Entretemps, le projet Hariri était en cours et se focalisait dans et autour de Beyrouth. L’argent, les projets, les fêtes, les restaurants, ce flux de personnes qui vont et viennent, les investissements et les banques, tout cela se passait dans cette partie, tandis que dans le Sud les choses étaient comme figées compte tenu de l’occupation. Dans les années 1990, le Hezbollah luttait contre l’occupation et, en devenant plus fort et plus professionnel, surtout après la guerre de 1996, il a été reconnu parce que les Français, les Américains et d’autres ont conclu un accord après l’incursion israélienne très sanglante de 1996. Cet accord stipulait, par exemple, qu’il était interdit d’attaquer les civils.
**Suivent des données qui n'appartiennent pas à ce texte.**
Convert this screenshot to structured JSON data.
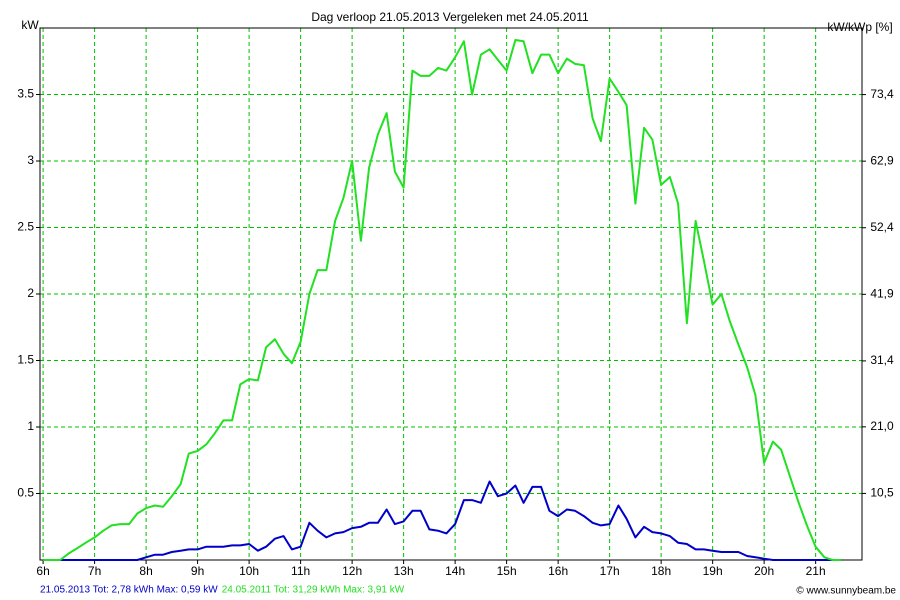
{
  "chart_data": {
    "type": "line",
    "title": "Dag  verloop 21.05.2013   Vergeleken met 24.05.2011",
    "y_label": "kW",
    "y2_label": "kW/kWp [%]",
    "credit": "© www.sunnybeam.be",
    "grid": true,
    "xlim": [
      5.94,
      21.9
    ],
    "xticks": [
      {
        "value": 6,
        "label": "6h"
      },
      {
        "value": 7,
        "label": "7h"
      },
      {
        "value": 8,
        "label": "8h"
      },
      {
        "value": 9,
        "label": "9h"
      },
      {
        "value": 10,
        "label": "10h"
      },
      {
        "value": 11,
        "label": "11h"
      },
      {
        "value": 12,
        "label": "12h"
      },
      {
        "value": 13,
        "label": "13h"
      },
      {
        "value": 14,
        "label": "14h"
      },
      {
        "value": 15,
        "label": "15h"
      },
      {
        "value": 16,
        "label": "16h"
      },
      {
        "value": 17,
        "label": "17h"
      },
      {
        "value": 18,
        "label": "18h"
      },
      {
        "value": 19,
        "label": "19h"
      },
      {
        "value": 20,
        "label": "20h"
      },
      {
        "value": 21,
        "label": "21h"
      }
    ],
    "ylim": [
      0,
      4
    ],
    "yticks": [
      0.5,
      1,
      1.5,
      2,
      2.5,
      3,
      3.5
    ],
    "y2lim": [
      0,
      83.9
    ],
    "y2ticks": [
      {
        "value": 10.5,
        "label": "10,5"
      },
      {
        "value": 21.0,
        "label": "21,0"
      },
      {
        "value": 31.4,
        "label": "31,4"
      },
      {
        "value": 41.9,
        "label": "41,9"
      },
      {
        "value": 52.4,
        "label": "52,4"
      },
      {
        "value": 62.9,
        "label": "62,9"
      },
      {
        "value": 73.4,
        "label": "73,4"
      }
    ],
    "x": [
      6,
      6.17,
      6.33,
      6.5,
      6.67,
      6.83,
      7,
      7.17,
      7.33,
      7.5,
      7.67,
      7.83,
      8,
      8.17,
      8.33,
      8.5,
      8.67,
      8.83,
      9,
      9.17,
      9.33,
      9.5,
      9.67,
      9.83,
      10,
      10.17,
      10.33,
      10.5,
      10.67,
      10.83,
      11,
      11.17,
      11.33,
      11.5,
      11.67,
      11.83,
      12,
      12.17,
      12.33,
      12.5,
      12.67,
      12.83,
      13,
      13.17,
      13.33,
      13.5,
      13.67,
      13.83,
      14,
      14.17,
      14.33,
      14.5,
      14.67,
      14.83,
      15,
      15.17,
      15.33,
      15.5,
      15.67,
      15.83,
      16,
      16.17,
      16.33,
      16.5,
      16.67,
      16.83,
      17,
      17.17,
      17.33,
      17.5,
      17.67,
      17.83,
      18,
      18.17,
      18.33,
      18.5,
      18.67,
      18.83,
      19,
      19.17,
      19.33,
      19.5,
      19.67,
      19.83,
      20,
      20.17,
      20.33,
      20.5,
      20.67,
      20.83,
      21,
      21.17,
      21.33,
      21.5
    ],
    "series": [
      {
        "name": "21.05.2013 Tot: 2,78 kWh Max: 0,59 kW",
        "color": "#0000c8",
        "values": [
          0,
          0,
          0,
          0,
          0,
          0,
          0,
          0,
          0,
          0,
          0,
          0,
          0.02,
          0.04,
          0.04,
          0.06,
          0.07,
          0.08,
          0.08,
          0.1,
          0.1,
          0.1,
          0.11,
          0.11,
          0.12,
          0.07,
          0.1,
          0.16,
          0.18,
          0.08,
          0.1,
          0.28,
          0.22,
          0.17,
          0.2,
          0.21,
          0.24,
          0.25,
          0.28,
          0.28,
          0.38,
          0.27,
          0.29,
          0.37,
          0.37,
          0.23,
          0.22,
          0.2,
          0.27,
          0.45,
          0.45,
          0.43,
          0.59,
          0.48,
          0.5,
          0.56,
          0.43,
          0.55,
          0.55,
          0.37,
          0.33,
          0.38,
          0.37,
          0.33,
          0.28,
          0.26,
          0.27,
          0.41,
          0.31,
          0.17,
          0.25,
          0.21,
          0.2,
          0.18,
          0.13,
          0.12,
          0.08,
          0.08,
          0.07,
          0.06,
          0.06,
          0.06,
          0.03,
          0.02,
          0.01,
          0,
          0,
          0,
          0,
          0,
          0,
          0,
          0,
          0
        ]
      },
      {
        "name": "24.05.2011 Tot: 31,29 kWh Max: 3,91 kW",
        "color": "#22e022",
        "values": [
          0,
          0,
          0,
          0.05,
          0.09,
          0.13,
          0.17,
          0.22,
          0.26,
          0.27,
          0.27,
          0.35,
          0.39,
          0.41,
          0.4,
          0.48,
          0.57,
          0.8,
          0.82,
          0.87,
          0.95,
          1.05,
          1.05,
          1.32,
          1.36,
          1.35,
          1.6,
          1.66,
          1.55,
          1.48,
          1.64,
          2.0,
          2.18,
          2.18,
          2.55,
          2.72,
          3.0,
          2.4,
          2.95,
          3.2,
          3.36,
          2.92,
          2.8,
          3.68,
          3.64,
          3.64,
          3.7,
          3.68,
          3.78,
          3.9,
          3.5,
          3.8,
          3.84,
          3.76,
          3.68,
          3.91,
          3.9,
          3.66,
          3.8,
          3.8,
          3.66,
          3.77,
          3.73,
          3.72,
          3.32,
          3.15,
          3.62,
          3.52,
          3.42,
          2.68,
          3.25,
          3.16,
          2.82,
          2.88,
          2.68,
          1.78,
          2.55,
          2.25,
          1.92,
          2.0,
          1.8,
          1.62,
          1.45,
          1.24,
          0.73,
          0.89,
          0.83,
          0.63,
          0.43,
          0.26,
          0.1,
          0.02,
          0,
          0
        ]
      }
    ]
  }
}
En ce qui concerne le Hezbollah, cela était parfaitement convenable car il n’a jamais attaqué de civils, il attaquait les militaires israéliens et ses vassaux au Sud-Liban. De l’autre côté, l’armée israélienne et ses vassaux libanais étaient violents et ciblaient les civils.

Dans un sens, cet accord de 1996 était important pour le Hezbollah, car il était désormais reconnu comme un acteur autonome et légitime sur le terrain. Il existe désormais des règles d’engagement qui lui sont favorables, car il lutte contre une occupation militaire, ce qui est le droit classique de la résistance, reconnu par les Nations unies. Ils ont donc pu se développer, se professionnaliser et être davantage reconnus. Hassan Nasrallah a lui aussi pris de l’envergure. Il est devenu le Hassan Nasrallah que nous avons vu plus tard, une personnalité de premier plan, immense, extrêmement charismatique, qui a été capable de maintenir les choses ensemble et de devenir le symbole de cette résistance.
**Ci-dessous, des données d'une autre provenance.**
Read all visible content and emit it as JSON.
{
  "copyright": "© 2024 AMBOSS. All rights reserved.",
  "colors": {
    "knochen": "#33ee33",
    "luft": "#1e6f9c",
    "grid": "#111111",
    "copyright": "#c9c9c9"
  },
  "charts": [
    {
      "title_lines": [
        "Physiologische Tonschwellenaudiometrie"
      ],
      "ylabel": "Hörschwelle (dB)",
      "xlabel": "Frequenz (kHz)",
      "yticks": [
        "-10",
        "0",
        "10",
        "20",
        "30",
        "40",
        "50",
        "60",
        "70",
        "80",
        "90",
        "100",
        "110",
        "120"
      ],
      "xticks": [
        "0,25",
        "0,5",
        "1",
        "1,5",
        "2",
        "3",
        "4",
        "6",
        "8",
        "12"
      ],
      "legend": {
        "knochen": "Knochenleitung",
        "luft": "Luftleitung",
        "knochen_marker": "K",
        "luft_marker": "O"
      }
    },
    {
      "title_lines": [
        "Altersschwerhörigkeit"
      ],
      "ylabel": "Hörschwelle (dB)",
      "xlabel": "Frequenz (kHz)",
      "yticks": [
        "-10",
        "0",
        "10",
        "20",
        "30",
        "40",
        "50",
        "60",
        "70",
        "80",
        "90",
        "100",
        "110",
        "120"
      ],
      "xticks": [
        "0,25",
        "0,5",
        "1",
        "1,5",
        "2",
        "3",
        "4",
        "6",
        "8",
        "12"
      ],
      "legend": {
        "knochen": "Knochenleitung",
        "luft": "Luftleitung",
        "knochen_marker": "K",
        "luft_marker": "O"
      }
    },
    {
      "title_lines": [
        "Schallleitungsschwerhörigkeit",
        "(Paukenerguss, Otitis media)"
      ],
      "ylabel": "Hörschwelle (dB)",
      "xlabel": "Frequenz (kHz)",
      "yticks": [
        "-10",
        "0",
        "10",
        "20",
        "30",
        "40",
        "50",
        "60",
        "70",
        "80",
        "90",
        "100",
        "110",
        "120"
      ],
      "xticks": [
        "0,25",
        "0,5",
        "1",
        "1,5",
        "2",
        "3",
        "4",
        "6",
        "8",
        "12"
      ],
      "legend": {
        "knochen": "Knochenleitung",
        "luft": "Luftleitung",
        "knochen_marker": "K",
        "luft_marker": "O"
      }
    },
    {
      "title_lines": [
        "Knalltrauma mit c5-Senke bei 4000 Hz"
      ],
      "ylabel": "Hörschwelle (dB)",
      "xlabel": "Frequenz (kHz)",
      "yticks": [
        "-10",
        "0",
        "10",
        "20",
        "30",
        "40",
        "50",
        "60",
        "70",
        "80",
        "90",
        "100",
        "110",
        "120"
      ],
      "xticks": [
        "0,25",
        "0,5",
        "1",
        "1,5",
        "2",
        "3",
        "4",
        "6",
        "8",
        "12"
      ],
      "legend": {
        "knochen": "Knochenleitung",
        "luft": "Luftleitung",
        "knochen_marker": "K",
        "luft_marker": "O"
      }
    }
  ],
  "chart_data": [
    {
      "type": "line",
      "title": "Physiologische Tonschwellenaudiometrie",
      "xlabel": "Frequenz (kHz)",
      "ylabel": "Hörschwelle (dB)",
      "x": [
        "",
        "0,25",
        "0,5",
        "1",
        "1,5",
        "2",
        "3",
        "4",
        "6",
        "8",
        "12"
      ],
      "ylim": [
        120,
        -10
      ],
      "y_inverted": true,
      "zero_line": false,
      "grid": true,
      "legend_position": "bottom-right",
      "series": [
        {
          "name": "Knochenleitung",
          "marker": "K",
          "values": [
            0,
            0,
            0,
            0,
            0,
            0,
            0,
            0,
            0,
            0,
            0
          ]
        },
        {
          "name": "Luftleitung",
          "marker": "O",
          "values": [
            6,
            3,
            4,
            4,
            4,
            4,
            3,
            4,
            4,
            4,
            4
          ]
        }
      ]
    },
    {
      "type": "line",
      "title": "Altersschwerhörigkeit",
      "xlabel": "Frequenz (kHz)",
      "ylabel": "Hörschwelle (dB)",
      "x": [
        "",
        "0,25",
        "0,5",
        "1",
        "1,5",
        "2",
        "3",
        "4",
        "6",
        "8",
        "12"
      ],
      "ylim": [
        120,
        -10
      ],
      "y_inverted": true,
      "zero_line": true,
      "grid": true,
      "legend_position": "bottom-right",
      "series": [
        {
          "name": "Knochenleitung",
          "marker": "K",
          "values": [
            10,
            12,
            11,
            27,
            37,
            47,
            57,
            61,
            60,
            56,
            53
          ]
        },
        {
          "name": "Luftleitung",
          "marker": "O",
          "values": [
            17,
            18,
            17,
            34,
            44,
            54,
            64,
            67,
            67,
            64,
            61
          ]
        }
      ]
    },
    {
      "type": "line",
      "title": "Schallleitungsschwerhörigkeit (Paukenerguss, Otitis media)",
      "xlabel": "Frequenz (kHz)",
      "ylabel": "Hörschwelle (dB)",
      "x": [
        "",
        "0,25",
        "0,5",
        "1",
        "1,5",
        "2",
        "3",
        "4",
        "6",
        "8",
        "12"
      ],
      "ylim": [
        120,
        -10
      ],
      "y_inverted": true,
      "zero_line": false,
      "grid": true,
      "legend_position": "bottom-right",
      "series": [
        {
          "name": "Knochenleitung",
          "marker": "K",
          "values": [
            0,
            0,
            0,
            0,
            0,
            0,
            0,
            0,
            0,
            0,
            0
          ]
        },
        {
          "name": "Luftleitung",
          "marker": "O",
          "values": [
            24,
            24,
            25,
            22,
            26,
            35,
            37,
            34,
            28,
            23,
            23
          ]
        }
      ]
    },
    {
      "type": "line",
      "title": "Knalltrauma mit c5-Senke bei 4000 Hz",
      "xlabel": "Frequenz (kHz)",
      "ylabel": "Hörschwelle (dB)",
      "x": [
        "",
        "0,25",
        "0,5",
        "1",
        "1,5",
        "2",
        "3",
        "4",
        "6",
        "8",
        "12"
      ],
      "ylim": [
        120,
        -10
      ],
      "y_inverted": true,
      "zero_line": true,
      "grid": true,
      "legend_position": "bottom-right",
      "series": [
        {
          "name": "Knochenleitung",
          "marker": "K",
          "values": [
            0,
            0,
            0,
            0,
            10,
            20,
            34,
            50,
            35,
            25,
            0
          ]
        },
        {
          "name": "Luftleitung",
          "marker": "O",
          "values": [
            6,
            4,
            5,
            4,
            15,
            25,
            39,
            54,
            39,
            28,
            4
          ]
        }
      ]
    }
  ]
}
Durant les années 1990, le gouvernement libanais continuait à donner une légitimité à la résistance pour qu’elle poursuive son combat : une légitimité non pas au Hezbollah en tant que groupe politique, mais au Hezbollah en tant que résistance. Tout au long de cette période, le gouvernement libanais, influencé par la Syrie, n’a cessé de répéter que le Hezbollah n’était pas une « milice » comme les autres l’étaient pendant la guerre civile, et celles qui ont dû être désarmées suivant l’accord de Taëf, mais qu’il s’agissait d’une résistance habilitée à poursuivre la lutte contre l’occupation israélienne du Sud-Liban. La résistance était justifiée parce que l’armée libanaise n’était pas en mesure, et ne l’est toujours pas, comme on peut le voir aujourd’hui, de défendre ses frontières contre les Israéliens.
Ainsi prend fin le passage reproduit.